Muscle-stretching Aids

Flexibility comes naturally to some people. Others, not so much. If your muscles feel tight and cranky, you can benefit from the assistance of a muscle-stretching aid. These props help you stretch the targeted muscle groups from a comfortable position, without distorting postural alignment. Hold each stretch for 10 to 30 seconds, and repeat each stretch two to four times, totaling 60 seconds per stretch.
  1. Stability Ball

    • Dynamic flexibility describes stretching exercises performed in motion. A study published in "Journal of Strength and Conditioning Research" revealed that dynamic stretching offers a more efficient athletic warmup. The stability ball provides assistance for dynamic warmups and post-activity static stretches. For hip mobility, sit upright on the ball, and circle your hips in each direction. Mobilize your shoulders by kneeling, placing one elbow and forearm on the ball and doing clockwise and counterclockwise shoulder rotations. If tight hip flexors prevent you from sitting upright during forward flexing static stretches, sit on top of the ball, extend your legs in front of you and reach forward.
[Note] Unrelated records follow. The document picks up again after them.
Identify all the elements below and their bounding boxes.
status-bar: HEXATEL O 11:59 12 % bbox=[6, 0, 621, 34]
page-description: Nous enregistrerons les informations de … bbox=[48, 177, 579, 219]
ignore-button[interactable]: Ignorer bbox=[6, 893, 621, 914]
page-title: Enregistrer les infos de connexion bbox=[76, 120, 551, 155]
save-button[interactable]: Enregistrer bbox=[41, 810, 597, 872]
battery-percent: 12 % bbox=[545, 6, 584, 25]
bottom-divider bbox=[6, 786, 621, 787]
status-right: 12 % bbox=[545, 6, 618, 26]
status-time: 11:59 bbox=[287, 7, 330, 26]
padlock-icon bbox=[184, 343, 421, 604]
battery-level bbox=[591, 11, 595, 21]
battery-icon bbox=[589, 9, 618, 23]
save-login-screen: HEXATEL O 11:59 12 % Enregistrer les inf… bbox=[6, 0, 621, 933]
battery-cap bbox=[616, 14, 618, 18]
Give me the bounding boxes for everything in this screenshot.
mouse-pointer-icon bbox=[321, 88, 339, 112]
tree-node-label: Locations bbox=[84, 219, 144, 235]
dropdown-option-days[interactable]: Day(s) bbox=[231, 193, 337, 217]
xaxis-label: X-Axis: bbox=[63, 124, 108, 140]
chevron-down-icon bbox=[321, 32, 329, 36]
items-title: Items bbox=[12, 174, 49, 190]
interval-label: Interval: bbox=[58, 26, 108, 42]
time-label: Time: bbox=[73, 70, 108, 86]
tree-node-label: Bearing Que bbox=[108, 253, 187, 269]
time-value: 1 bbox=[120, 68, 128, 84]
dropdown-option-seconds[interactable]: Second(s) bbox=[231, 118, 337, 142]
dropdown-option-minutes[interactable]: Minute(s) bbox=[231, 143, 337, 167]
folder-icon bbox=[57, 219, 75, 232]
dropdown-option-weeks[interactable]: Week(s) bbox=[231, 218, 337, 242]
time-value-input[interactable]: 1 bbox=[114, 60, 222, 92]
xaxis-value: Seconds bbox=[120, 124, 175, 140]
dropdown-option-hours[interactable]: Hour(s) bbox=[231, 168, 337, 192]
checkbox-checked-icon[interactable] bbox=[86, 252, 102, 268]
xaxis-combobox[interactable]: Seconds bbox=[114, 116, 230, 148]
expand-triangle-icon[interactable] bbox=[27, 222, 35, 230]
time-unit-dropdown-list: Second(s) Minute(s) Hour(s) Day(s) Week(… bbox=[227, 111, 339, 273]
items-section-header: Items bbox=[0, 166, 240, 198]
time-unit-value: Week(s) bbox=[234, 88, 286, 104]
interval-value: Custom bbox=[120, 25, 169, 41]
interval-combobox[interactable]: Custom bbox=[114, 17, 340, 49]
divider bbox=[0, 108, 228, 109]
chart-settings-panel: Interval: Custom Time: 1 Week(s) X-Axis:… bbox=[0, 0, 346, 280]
    Self-myofascial Release

    • Performed with a foam roller, a medicine ball or a tennis ball, self-myofascial release combines the benefits of stretching and massage. Some athletes favor it over static stretching, because it releases muscular tension without adding excessive length to your muscles. Place the ball or foam roller under the tense muscle, and gently roll back and forth for about one minute. Then, let your body weight sink into the device, and hold the stretch for about one minute.

    Furniture

    • At home, your couch, wall, tables, chairs and countertops double as muscle-stretching aids. When your back muscles feel tight, place both hands on top of a table, chair back or counter, step backward into a flat-back position and hold the stretch. To stretch your hamstrings, put one foot up on your couch, extend your leg, flex forward at the hips and reach toward your toes. People with tight inner thigh muscles will find that the wall, combined with the forces of gravity helps them stretch. Lie supine with your legs extended up the wall. Open your legs to a V position, and hold the stretch for a about a minute.

    Bands and Straps

    • Resistance bands and yoga straps provide additional leverage when stretching tight hamstrings from a supine position. Lie on your back, extend one leg toward the ceiling and wrap the band or strap around your foot. Hold the ends with each hand, keep your elbows on the mat and gently pull your leg toward your body. To stretch your quads, secure the band or strap to your ankle, lie prone, hold the strap and gently pull your heel toward your butt.